В круге первом (т.1), стр. 38

Об одном писателе Сталин узнал, что тот — сын священника, но скрывает. «Ты — права-славный?» — спросил он его наедине. Тот побледнел и замер. «А ну, пэрэкрестысь! Умейшь?» Писатель перекрестился и думал — тут ему конец. «Маладэц!» — сказал Сталин и похлопал по плечу.

Всё-таки в долгой трудной борьбе были у Сталина кое-какие перегибы. И хорошо бы так, над гробом, хор светлый собрать и чтобы — «Ныне отпущаеши…»

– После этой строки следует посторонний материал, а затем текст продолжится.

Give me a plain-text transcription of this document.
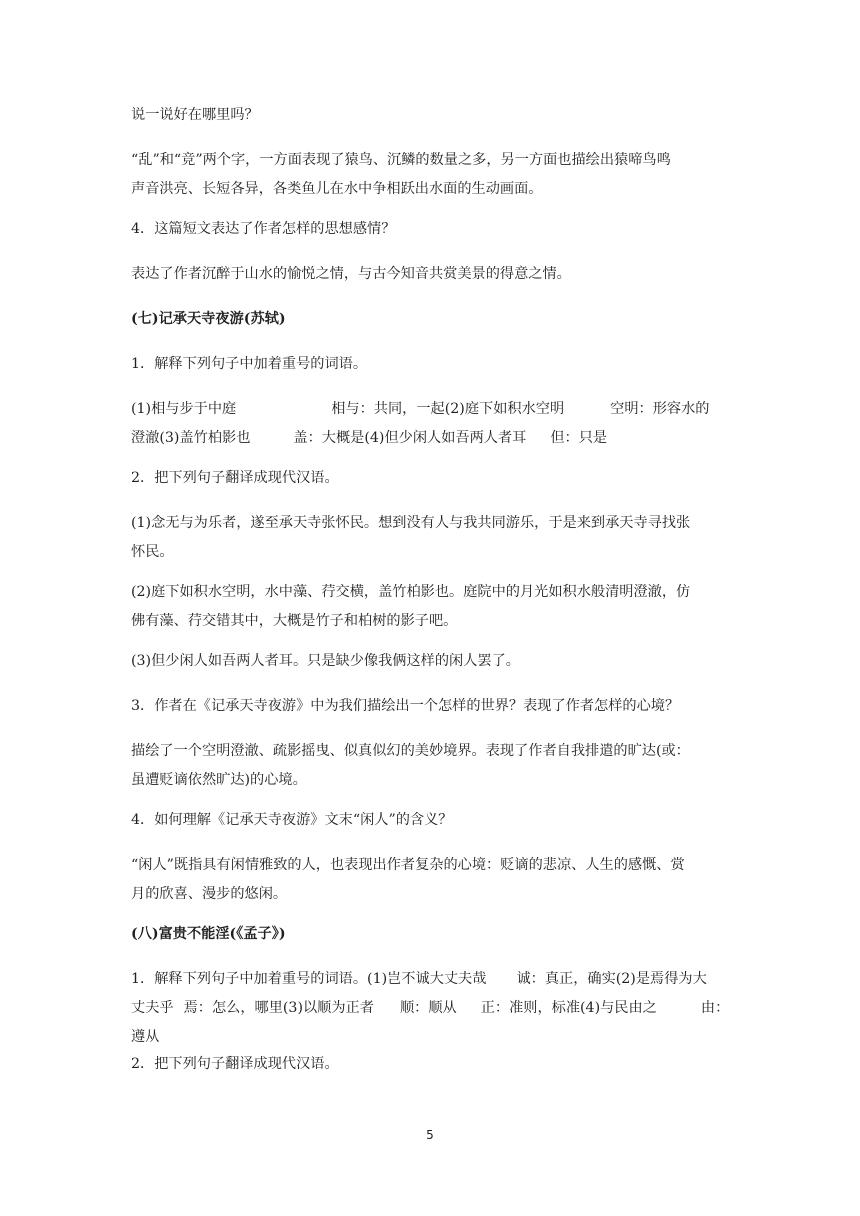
说一说好在哪里吗？

“乱”和“竞”两个字，一方面表现了猿鸟、沉鳞的数量之多，另一方面也描绘出猿啼鸟鸣
声音洪亮、长短各异，各类鱼儿在水中争相跃出水面的生动画面。

4．这篇短文表达了作者怎样的思想感情？

表达了作者沉醉于山水的愉悦之情，与古今知音共赏美景的得意之情。

(七)记承天寺夜游(苏轼)

1．解释下列句子中加着重号的词语。

(1)相与步于中庭	相与：共同，一起(2)庭下如积水空明	空明：形容水的
澄澈(3)盖竹柏影也	盖：大概是(4)但少闲人如吾两人者耳 但：只是

2．把下列句子翻译成现代汉语。

(1)念无与为乐者，遂至承天寺张怀民。想到没有人与我共同游乐，于是来到承天寺寻找张
怀民。

(2)庭下如积水空明，水中藻、荇交横，盖竹柏影也。庭院中的月光如积水般清明澄澈，仿
佛有藻、荇交错其中，大概是竹子和柏树的影子吧。

(3)但少闲人如吾两人者耳。只是缺少像我俩这样的闲人罢了。

3．作者在《记承天寺夜游》中为我们描绘出一个怎样的世界？表现了作者怎样的心境？

描绘了一个空明澄澈、疏影摇曳、似真似幻的美妙境界。表现了作者自我排遣的旷达(或：
虽遭贬谪依然旷达)的心境。

4．如何理解《记承天寺夜游》文末“闲人”的含义？

“闲人”既指具有闲情雅致的人，也表现出作者复杂的心境：贬谪的悲凉、人生的感慨、赏
月的欣喜、漫步的悠闲。

(八)富贵不能淫(《孟子》)

1．解释下列句子中加着重号的词语。(1)岂不诚大丈夫哉 诚：真正，确实(2)是焉得为大
丈夫乎 焉：怎么，哪里(3)以顺为正者 顺：顺从 正：准则，标准(4)与民由之	由：
遵从

2．把下列句子翻译成现代汉语。

5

Вообще странное замечал у себя Сталин расположение не к одному только православию: раз, и другой, и третий потягивала его какая-то привязанность к старому миру — к тому миру, из которого он вышел сам, но который по большевистской службе уже сорок лет разрушал.

В тридцатые годы из одной лишь политики он оживил забытое, пятнадцать лет не употреблявшееся и на слух почти позорное слово Родина. Но с годами ему самому вправду стало очень приятно выговаривать «Россия», «родина». При этом его собственная власть приобретала как будто большую устойчивость. Как будто святость.

Раньше он проводил мероприятия партии и не считал, сколько там этих русских идёт в расход. Но постепенно стал ему заметен и приятен русский народ — этот никогда не изменявший ему народ, голодавший столько лет, сколько это было нужно, спокойно шедший хоть на войну, хоть в лагеря, на любые трудности и не бунтовавший никогда. Преданный, простоватый. Вот такой, как Поскрёбышев. И после Победы Сталин вполне искренне сказал, что у русского народа — ясный ум, стойкий характер и терпение.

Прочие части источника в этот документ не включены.